One of Britain’s nuclear-armed submarines, HMS Victorious, has arrived in Plymouth to begin a major refit, months after a fire onboard forced the vessel to resurface and return to its base at Faslane. 

A Royal Navy statement said the Vanguard-class submarine refit would take place at Babcock’s Devonport dockyard and that the multi-million, long-term programme would “sustain more than 1,000 jobs in the south west region and will see the boat modernised and improved to continue operational patrols into the 2030s.”

The refit comes just months after it was reported that a fire onboard Victorious forced the sub to resurface – something seldom done for security reasons – and then to abandon its mission and return to base at Faslane. The Navy source told The Telegraph that Victorious wasn’t armed at the time and was en route to the US for training exercises.

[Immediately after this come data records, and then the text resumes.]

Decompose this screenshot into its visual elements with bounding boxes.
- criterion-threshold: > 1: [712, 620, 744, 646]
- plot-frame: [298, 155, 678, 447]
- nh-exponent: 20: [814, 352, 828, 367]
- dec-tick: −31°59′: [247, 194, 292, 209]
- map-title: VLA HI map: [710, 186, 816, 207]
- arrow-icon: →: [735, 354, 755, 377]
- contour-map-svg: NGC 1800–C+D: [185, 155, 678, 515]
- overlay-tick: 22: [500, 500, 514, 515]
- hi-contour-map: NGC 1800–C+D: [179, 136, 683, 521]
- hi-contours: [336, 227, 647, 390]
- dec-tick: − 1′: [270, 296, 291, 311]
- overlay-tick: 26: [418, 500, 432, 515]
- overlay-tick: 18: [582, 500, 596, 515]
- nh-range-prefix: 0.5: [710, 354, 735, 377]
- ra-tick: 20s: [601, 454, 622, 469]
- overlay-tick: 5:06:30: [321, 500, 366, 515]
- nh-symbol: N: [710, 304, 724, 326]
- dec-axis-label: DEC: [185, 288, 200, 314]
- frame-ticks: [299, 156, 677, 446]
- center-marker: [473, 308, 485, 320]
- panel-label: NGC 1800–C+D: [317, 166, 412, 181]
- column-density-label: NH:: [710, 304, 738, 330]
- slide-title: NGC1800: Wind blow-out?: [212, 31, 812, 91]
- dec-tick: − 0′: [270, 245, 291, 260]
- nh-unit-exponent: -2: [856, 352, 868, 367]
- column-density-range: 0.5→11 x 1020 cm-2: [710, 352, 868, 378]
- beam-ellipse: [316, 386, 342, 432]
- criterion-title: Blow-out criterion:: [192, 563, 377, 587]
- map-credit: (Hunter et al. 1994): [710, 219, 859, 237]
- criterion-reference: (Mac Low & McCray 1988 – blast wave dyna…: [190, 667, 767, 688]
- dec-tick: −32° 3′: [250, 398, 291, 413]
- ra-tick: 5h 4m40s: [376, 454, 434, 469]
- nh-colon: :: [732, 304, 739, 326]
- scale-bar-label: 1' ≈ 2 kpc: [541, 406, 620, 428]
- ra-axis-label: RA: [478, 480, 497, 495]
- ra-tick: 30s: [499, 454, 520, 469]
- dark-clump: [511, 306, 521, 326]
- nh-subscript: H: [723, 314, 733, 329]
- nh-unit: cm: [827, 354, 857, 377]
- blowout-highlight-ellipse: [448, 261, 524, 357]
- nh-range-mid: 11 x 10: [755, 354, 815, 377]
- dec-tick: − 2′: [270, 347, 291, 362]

Victorious is the latest of Britain’s nuclear-armed subs to undergo maintenance. The last vessel to do so, HMS Vanguard took seven years to complete at an estimated cost of over £500 million. However, the work was supposed to take three years at a cost of £200 million. 

CND General Secretary Kate Hudson said: 

“The last major refit of a nuclear-armed submarine by Babcock finished four years late, hundreds of millions over budget, and at one point workers used superglue to fix broken bolts on the vessel’s nuclear reactor. While the Navy is happy to boast about securing jobs for the industry, its statement gives only a vague cost estimate and no timeline for completion. Just as BAE Systems successfully adapted its production line to make ventilators during the Covid-19 pandemic, the government should be moving these skilled jobs away from military to socially useful production.”